4 070 hab. (Barcarésiens), 1 165 ha, commune des Pyrénées-Orientales dans le canton de Saint-Laurent-de-la-Salanque, 5 km à l'est de celle-ci. Son nom est celui de l'ancien site des barques de pêche de l'étang de Leucate. La commune a été détachée de Saint-Laurent en 1929 et n'avait alors que 480 hab.; passée à 780 hab. en 1962, elle a entamé alors une croissance sensible et continue (+430 hab. de 1999 à 2009), liée aux aménagements intégrés de la côte du golfe du Lion. Elle s'étend sur 6 km de littoral. Entre la mer et l'étang de Leucate, le cordon de 1 500 à 2 000 m de large a été entièrement remodelé pour en faire l'une des grandes stations de l'aménagement du littoral, partagée avec l'audoise Leucate.

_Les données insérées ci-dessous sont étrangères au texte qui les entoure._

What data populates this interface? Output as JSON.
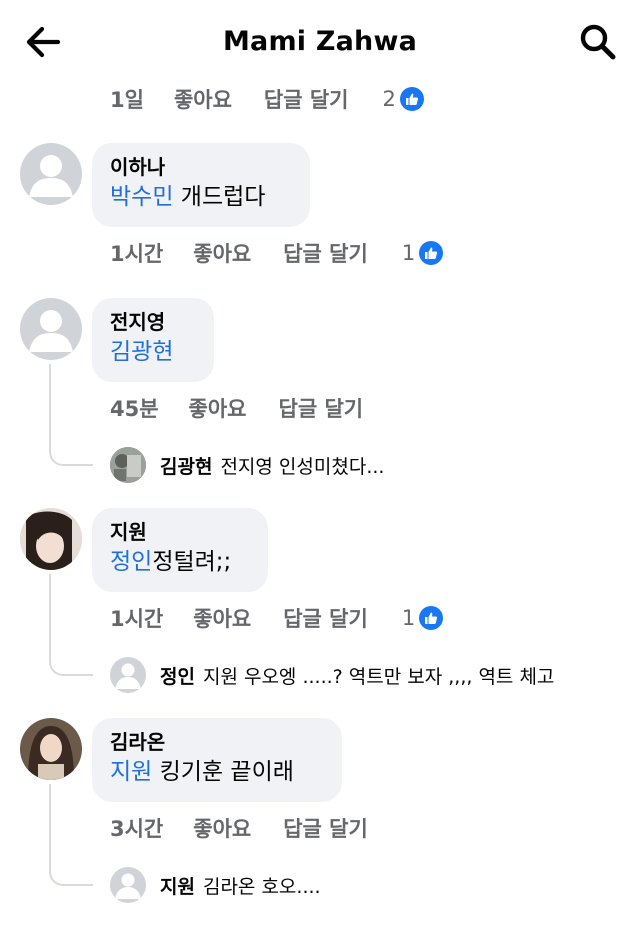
{
  "header": {
    "title": "Mami Zahwa",
    "back_icon": "arrow-left-icon",
    "search_icon": "search-icon"
  },
  "labels": {
    "like": "좋아요",
    "reply": "답글 달기"
  },
  "colors": {
    "tag_blue": "#216fdb",
    "like_blue": "#1877f2",
    "meta_gray": "#65676b",
    "bubble_bg": "#f0f2f5"
  },
  "top_meta": {
    "time": "1일",
    "reactions": "2"
  },
  "comments": [
    {
      "author": "이하나",
      "tag": "박수민",
      "text": " 개드럽다",
      "time": "1시간",
      "reactions": "1"
    },
    {
      "author": "전지영",
      "tag": "김광현",
      "text": "",
      "time": "45분",
      "reply": {
        "author": "김광현",
        "text": "전지영 인성미쳤다..."
      }
    },
    {
      "author": "지원",
      "tag": "정인",
      "text": "정털려;;",
      "time": "1시간",
      "reactions": "1",
      "reply": {
        "author": "정인",
        "text": "지원 우오엥 .....? 역트만 보자 ,,,, 역트 체고"
      }
    },
    {
      "author": "김라온",
      "tag": "지원",
      "text": " 킹기훈 끝이래",
      "time": "3시간",
      "reply": {
        "author": "지원",
        "text": "김라온 호오...."
      }
    }
  ]
}
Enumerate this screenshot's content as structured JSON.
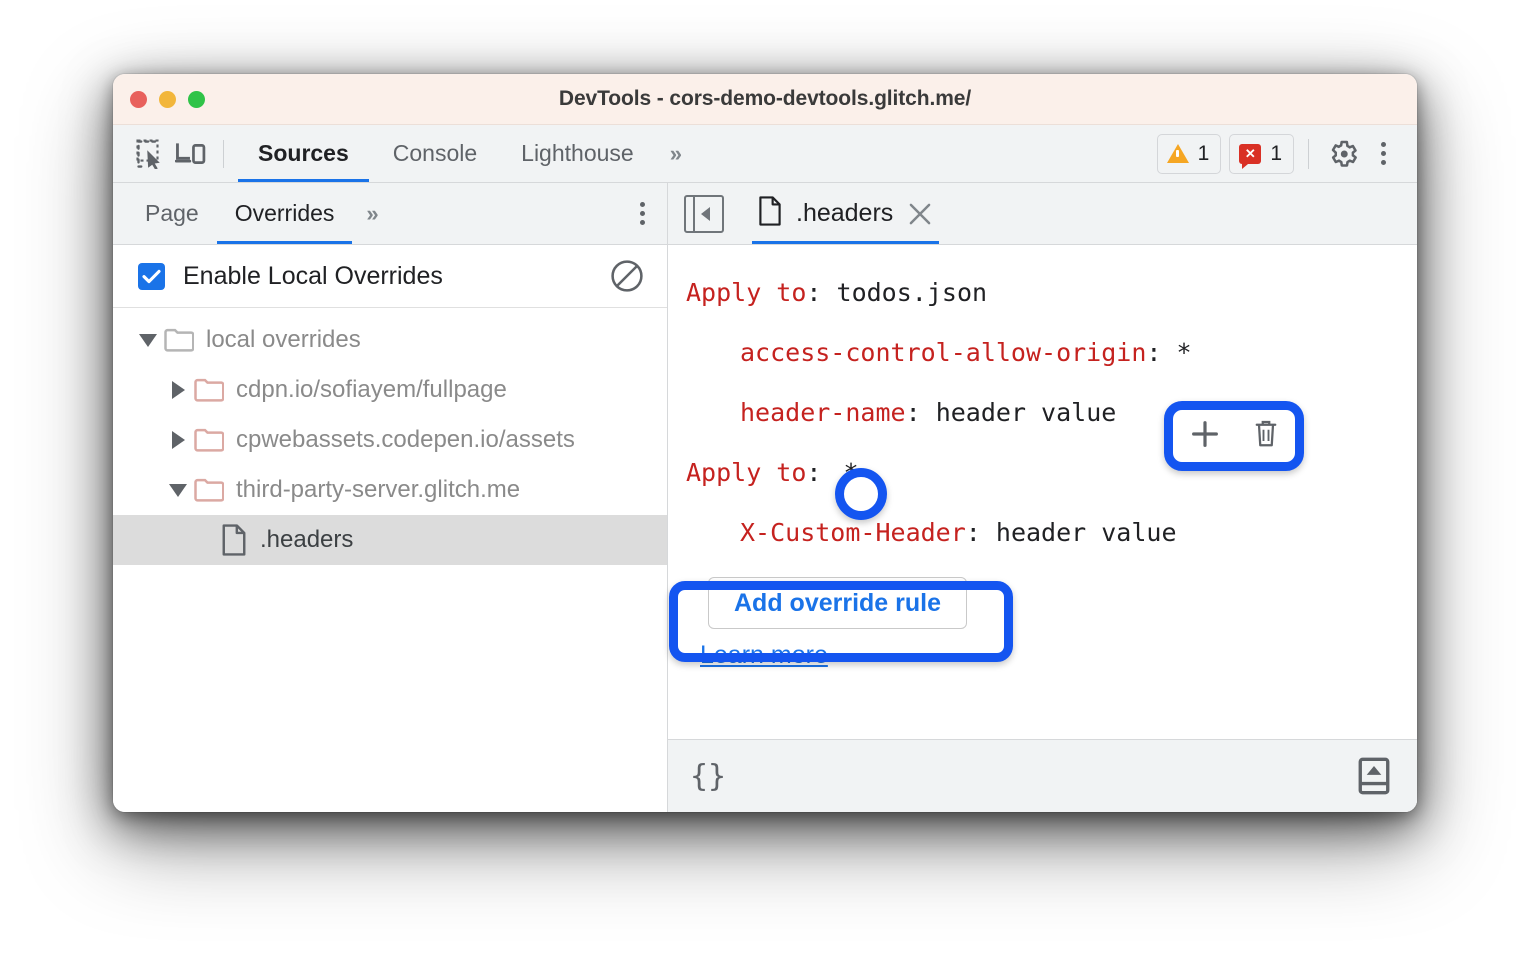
{
  "window": {
    "title": "DevTools - cors-demo-devtools.glitch.me/",
    "traffic_lights": [
      "close-red",
      "minimize-yellow",
      "zoom-green"
    ],
    "colors": {
      "titlebar_bg": "#fbf0ea",
      "accent_blue": "#1a73e8",
      "annotation_blue": "#1455f0",
      "header_key_red": "#c5221f",
      "warning_orange": "#f5a623",
      "error_red": "#d93025"
    }
  },
  "toolbar": {
    "inspect_icon": "inspect-element-icon",
    "device_icon": "device-toolbar-icon",
    "tabs": [
      {
        "label": "Sources",
        "active": true
      },
      {
        "label": "Console",
        "active": false
      },
      {
        "label": "Lighthouse",
        "active": false
      }
    ],
    "more_tabs": "»",
    "warning_count": "1",
    "error_count": "1",
    "settings_icon": "gear-icon",
    "menu_icon": "kebab-menu-icon"
  },
  "navigator": {
    "tabs": [
      {
        "label": "Page",
        "active": false
      },
      {
        "label": "Overrides",
        "active": true
      }
    ],
    "more_tabs": "»",
    "menu_icon": "kebab-menu-icon",
    "enable_overrides": {
      "label": "Enable Local Overrides",
      "checked": true,
      "clear_icon": "clear-configuration-icon"
    },
    "tree": [
      {
        "label": "local overrides",
        "depth": 0,
        "icon": "folder-icon",
        "expanded": true,
        "folder_color": "gray",
        "selected": false
      },
      {
        "label": "cdpn.io/sofiayem/fullpage",
        "depth": 1,
        "icon": "folder-icon",
        "expanded": false,
        "folder_color": "salmon",
        "selected": false
      },
      {
        "label": "cpwebassets.codepen.io/assets",
        "depth": 1,
        "icon": "folder-icon",
        "expanded": false,
        "folder_color": "salmon",
        "selected": false
      },
      {
        "label": "third-party-server.glitch.me",
        "depth": 1,
        "icon": "folder-icon",
        "expanded": true,
        "folder_color": "salmon",
        "selected": false
      },
      {
        "label": ".headers",
        "depth": 2,
        "icon": "file-icon",
        "expanded": null,
        "folder_color": null,
        "selected": true
      }
    ]
  },
  "editor": {
    "collapse_icon": "collapse-sidebar-icon",
    "tab": {
      "file_icon": "file-icon",
      "label": ".headers",
      "close_icon": "close-icon",
      "active": true
    },
    "header_rules": [
      {
        "type": "apply",
        "key": "Apply to",
        "value": "todos.json",
        "indent": false
      },
      {
        "type": "header",
        "key": "access-control-allow-origin",
        "value": "*",
        "indent": true
      },
      {
        "type": "header",
        "key": "header-name",
        "value": "header value",
        "indent": true
      },
      {
        "type": "apply",
        "key": "Apply to",
        "value": "*",
        "indent": false
      },
      {
        "type": "header",
        "key": "X-Custom-Header",
        "value": "header value",
        "indent": true
      }
    ],
    "row_actions": {
      "add_icon": "plus-icon",
      "delete_icon": "trash-icon"
    },
    "add_override_rule_label": "Add override rule",
    "learn_more_label": "Learn more"
  },
  "status_bar": {
    "format_label": "{}",
    "popout_icon": "show-drawer-icon"
  },
  "annotations": [
    {
      "name": "plus-delete-highlight",
      "shape": "rounded-rect"
    },
    {
      "name": "apply-to-wildcard-highlight",
      "shape": "circle"
    },
    {
      "name": "add-override-rule-highlight",
      "shape": "rounded-rect"
    }
  ]
}
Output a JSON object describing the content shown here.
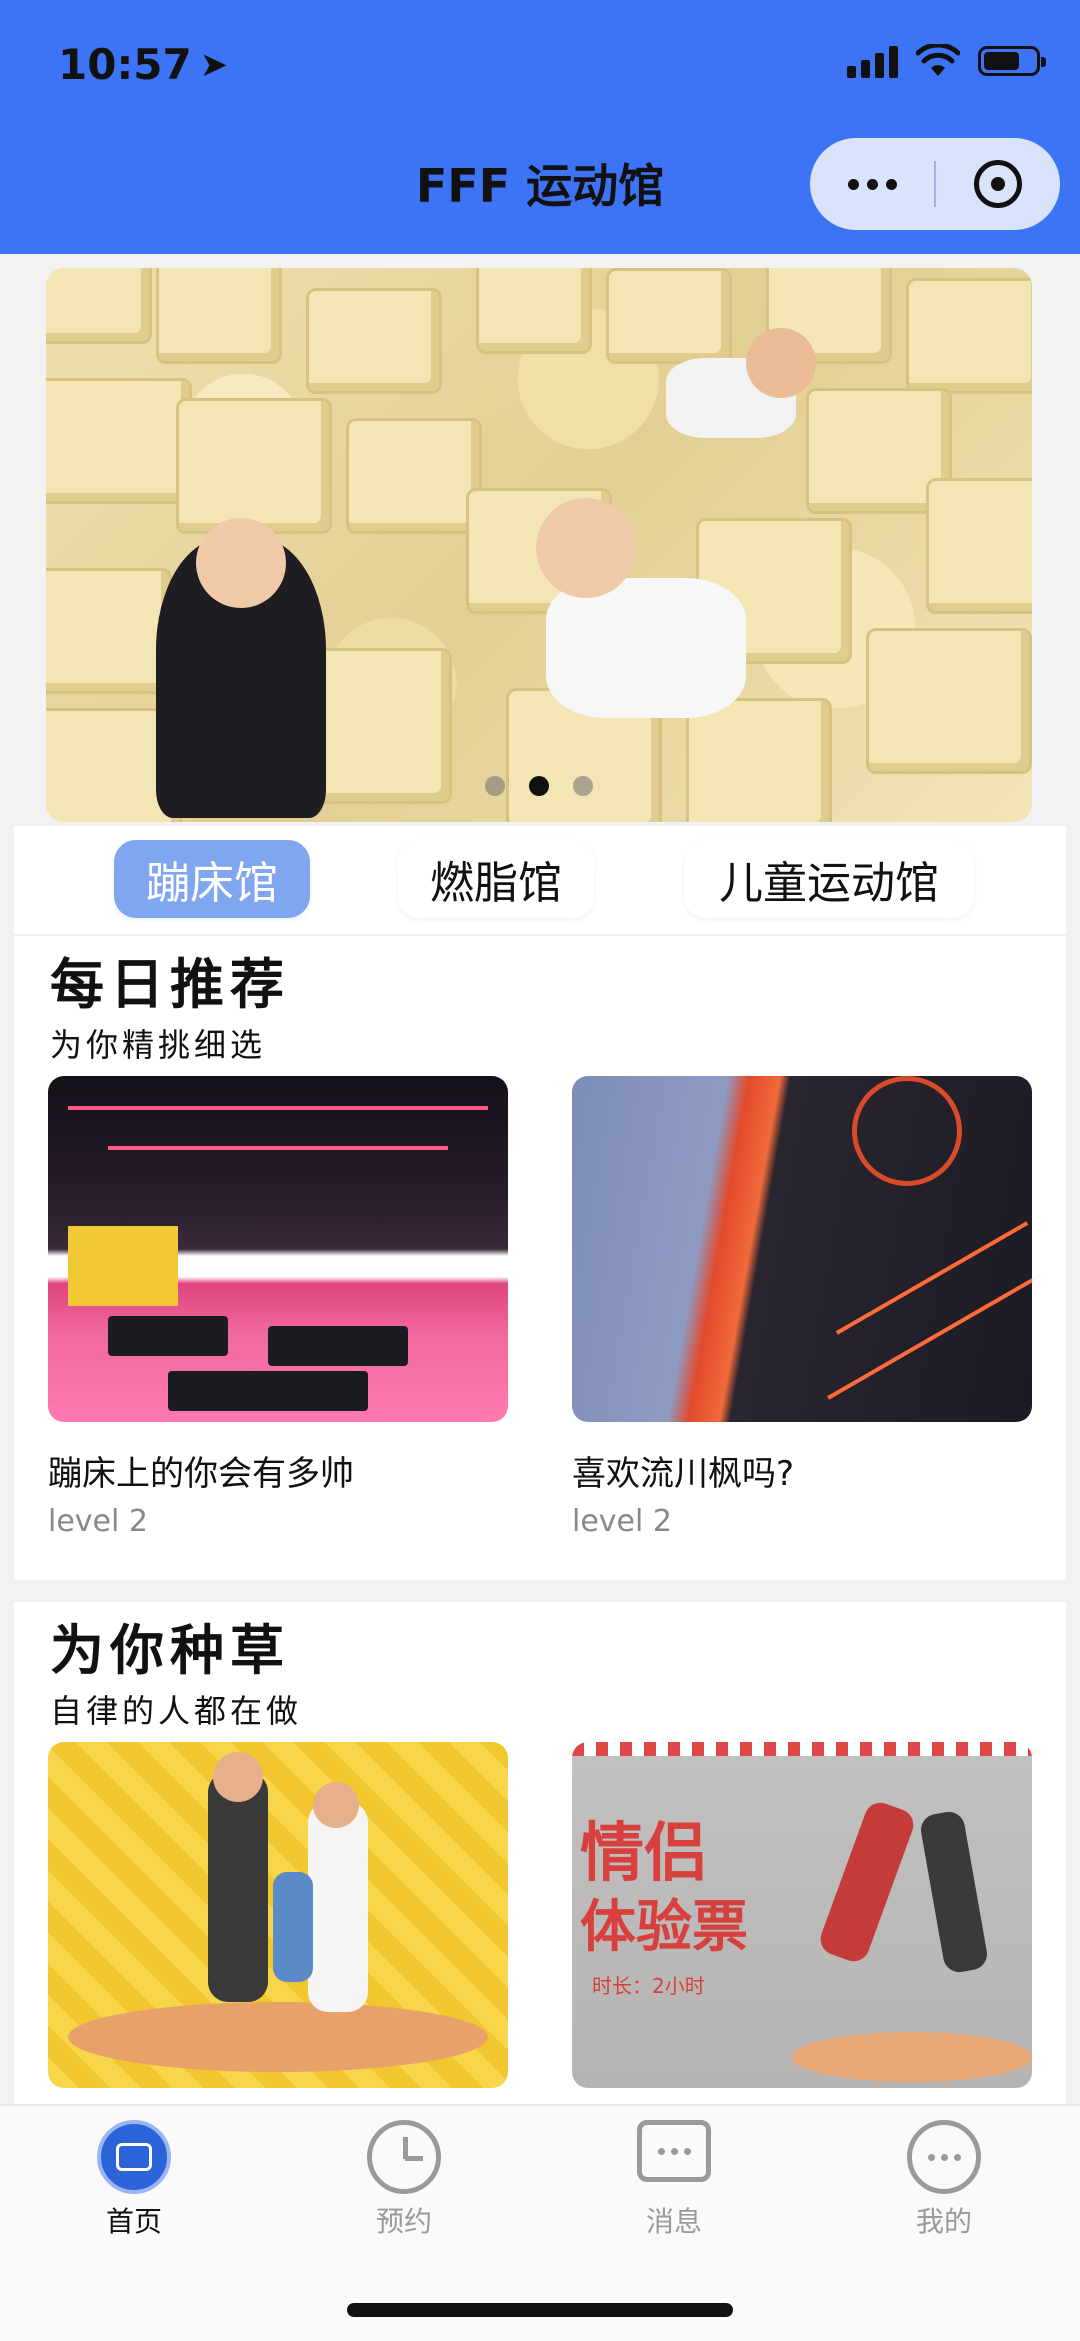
{
  "status_bar": {
    "time": "10:57"
  },
  "nav": {
    "title": "FFF 运动馆"
  },
  "banner": {
    "active_dot": 1,
    "dot_count": 3
  },
  "categories": [
    {
      "label": "蹦床馆",
      "active": true
    },
    {
      "label": "燃脂馆",
      "active": false
    },
    {
      "label": "儿童运动馆",
      "active": false
    }
  ],
  "daily": {
    "title": "每日推荐",
    "subtitle": "为你精挑细选",
    "cards": [
      {
        "title": "蹦床上的你会有多帅",
        "level": "level 2"
      },
      {
        "title": "喜欢流川枫吗?",
        "level": "level 2"
      }
    ]
  },
  "grass": {
    "title": "为你种草",
    "subtitle": "自律的人都在做",
    "couple_text_1": "情侣",
    "couple_text_2": "体验票",
    "couple_note": "时长：2小时"
  },
  "tabbar": [
    {
      "label": "首页",
      "icon": "home-icon",
      "active": true
    },
    {
      "label": "预约",
      "icon": "clock-icon",
      "active": false
    },
    {
      "label": "消息",
      "icon": "message-icon",
      "active": false
    },
    {
      "label": "我的",
      "icon": "profile-icon",
      "active": false
    }
  ]
}
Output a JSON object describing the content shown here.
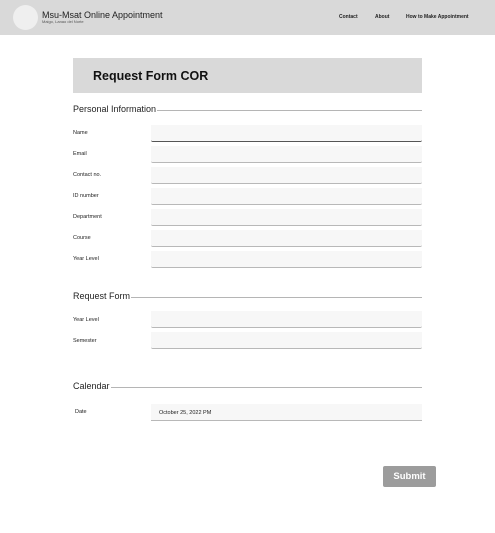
{
  "header": {
    "brand_title": "Msu-Msat Online Appointment",
    "brand_subtitle": "Maigo, Lanao del Norte",
    "logo_icon": "circle-logo",
    "nav": [
      {
        "label": "Contact"
      },
      {
        "label": "About"
      },
      {
        "label": "How to Make Appointment"
      }
    ]
  },
  "form": {
    "title": "Request Form COR",
    "sections": {
      "personal": {
        "title": "Personal Information",
        "fields": [
          {
            "label": "Name",
            "value": ""
          },
          {
            "label": "Email",
            "value": ""
          },
          {
            "label": "Contact no.",
            "value": ""
          },
          {
            "label": "ID number",
            "value": ""
          },
          {
            "label": "Department",
            "value": ""
          },
          {
            "label": "Course",
            "value": ""
          },
          {
            "label": "Year Level",
            "value": ""
          }
        ]
      },
      "request": {
        "title": "Request Form",
        "fields": [
          {
            "label": "Year Level",
            "value": ""
          },
          {
            "label": "Semester",
            "value": ""
          }
        ]
      },
      "calendar": {
        "title": "Calendar",
        "date_label": "Date",
        "date_value": "October 25, 2022 PM"
      }
    },
    "submit_label": "Submit"
  },
  "colors": {
    "topbar": "#d9d9d9",
    "title_box": "#d9d9d9",
    "submit": "#9c9c9c"
  }
}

Elle a 14 800 résidences secondaires, record départemental, formant 88% du parc de logements; 3 hôtels (90 chambres), 13 campings (3 500 places dont 2 de luxe avec 430 places); un port de plaisance de 650 places au grau Saint-Ange, marinas, thalassothérapie, villages de vacances, un musée de la Voile latine; centre de rééducation et clinique Floride (125 sal.), zoo marin. Parmi les autres employeurs sont la boulangerie industrielle L’Épi catalan (30 sal.), la société de promotion et gestion de la municipalité (Promoba, 50 sal.), un supermarché U (35 sal.); chantier naval Barcarès Yachting (25 sal.), campings j'Oasis (Sapsa, 35 sal.), de la Croix du Sud (25 sal.), Alcaraz (20 sal.).

La commune se divise en trois agglomérations: le vieux village au sud, le Lido au centre, le mas de la Grêle au nord, où a été installé dans les sables l’ancien paquebot Lydia, transformé en casino avec hôtellerie (groupe Partouche, 3,7 M€ en 2007 (164e en France). L’ensemble se nomme officieusement Port-Barcarès.